Bruce Perens bruce at perens.com
Wed Nov 16 18:20:48 PST 2011


On 11/16/2011 05:09 PM, phillip torrone wrote:
> 1. then why fork open source hardware to open source hardware vs. open hardware? please demonstrate you can avoid schisms.

The schism between FSF and the Open Source Initiative was never over any 
questions of policy. It was mostly that one person thought that RMS 
would be scary to business people, and decided to handle the problem by 
publicly deprecating him. IMO this is was a horrible mistake. RMS is 
scary and awkward but necessary too, and deprecating him was the wrong 
approach.

The group behind the Open Hardware Summit (I guess now "Open Source 
Hardware Summit") isn't really interested in having the degree of rigor 
about the legal strategy of Open Hardware that I am proposing. I think 
the work is important and I will make sure it gets done.

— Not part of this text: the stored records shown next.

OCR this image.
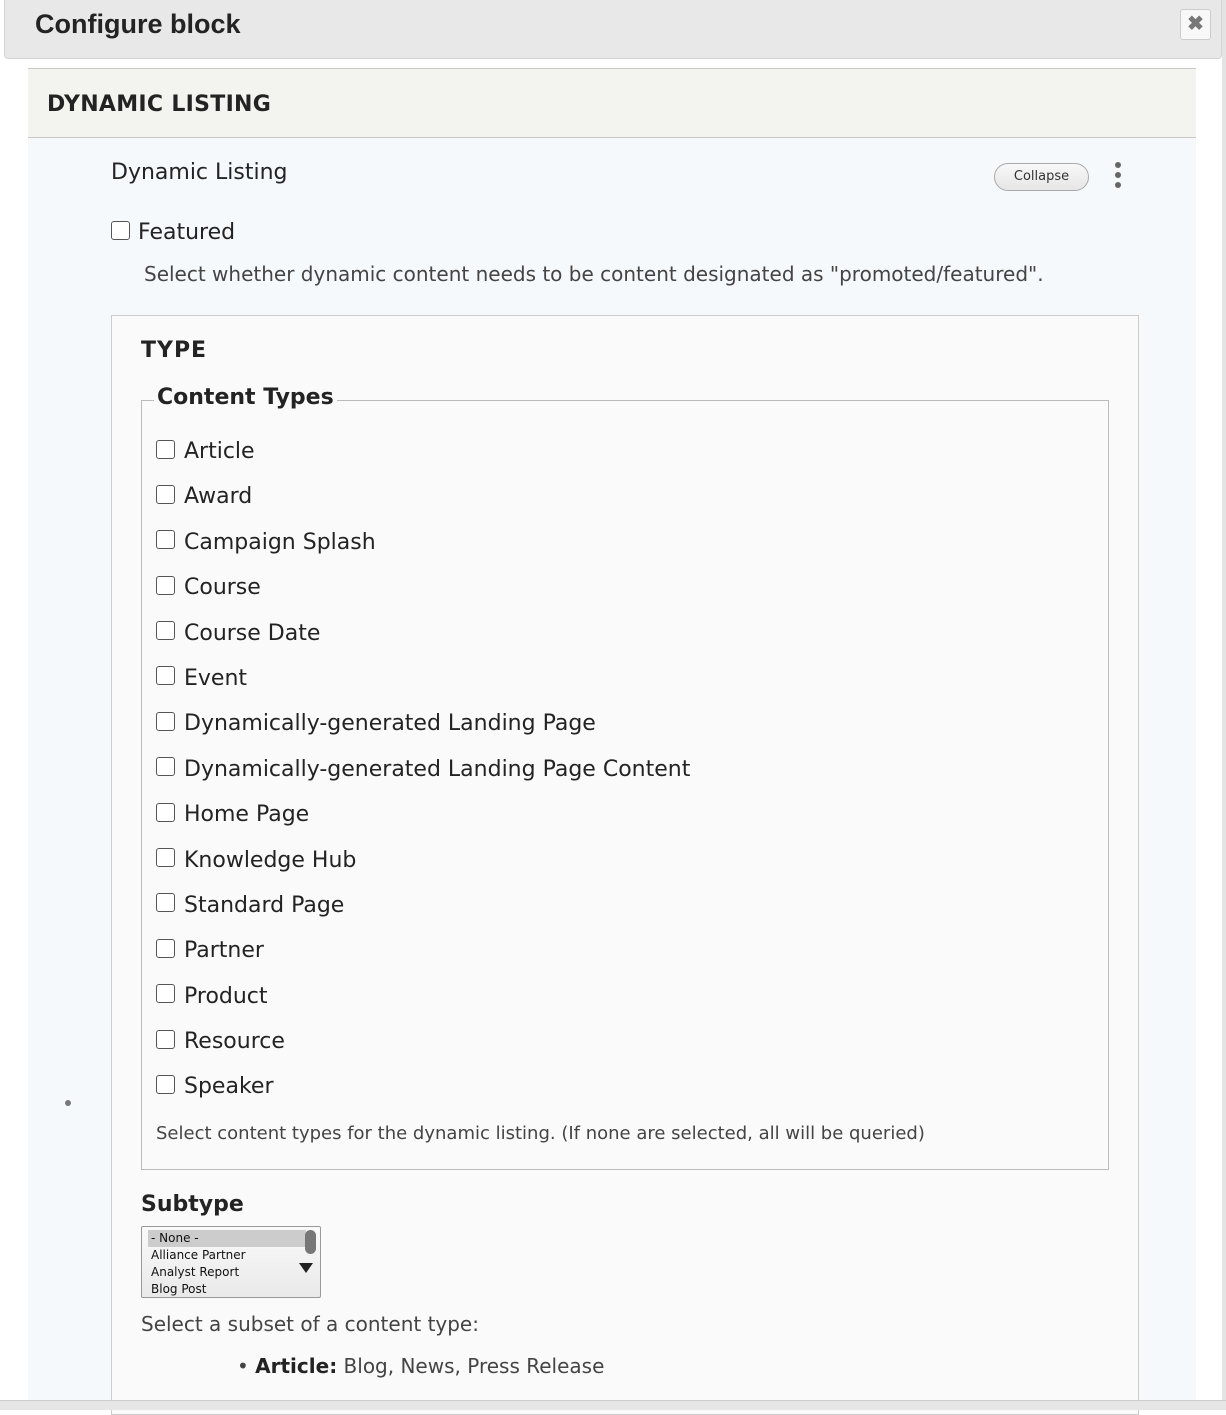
Configure block	✖
DYNAMIC LISTING
Dynamic Listing	Collapse
Featured
Select whether dynamic content needs to be content designated as "promoted/featured".
TYPE
Content Types
Article
Award
Campaign Splash
Course
Course Date
Event
Dynamically-generated Landing Page
Dynamically-generated Landing Page Content
Home Page
Knowledge Hub
Standard Page
Partner
Product
Resource
Speaker
Select content types for the dynamic listing. (If none are selected, all will be queried)
Subtype
- None -
Alliance Partner
Analyst Report
Blog Post
Select a subset of a content type:
• Article: Blog, News, Press Release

To elucidate on my personal reason for involvement in this project: I 
think I understand, in retrospect, that there are some things we got 
wrong with Open Source. I take responsibility for them. I want to make 
sure the same things don't go wrong with Open Hardware, and that the 
community doesn't pay the same costs unnecessarily.
> 2. you really can't find *any* way to work within the current community that's obviously doing really well?
It's not like they've been banned from the mailing list or anything.

Who would you put on the committee? I appreciate that you aren't 
personally volunteering, its topic not being your specialty.

> are we really heading to a place where you'll refuse to say arduino is open hardware? or break boards from sparkfun isn't open hardware?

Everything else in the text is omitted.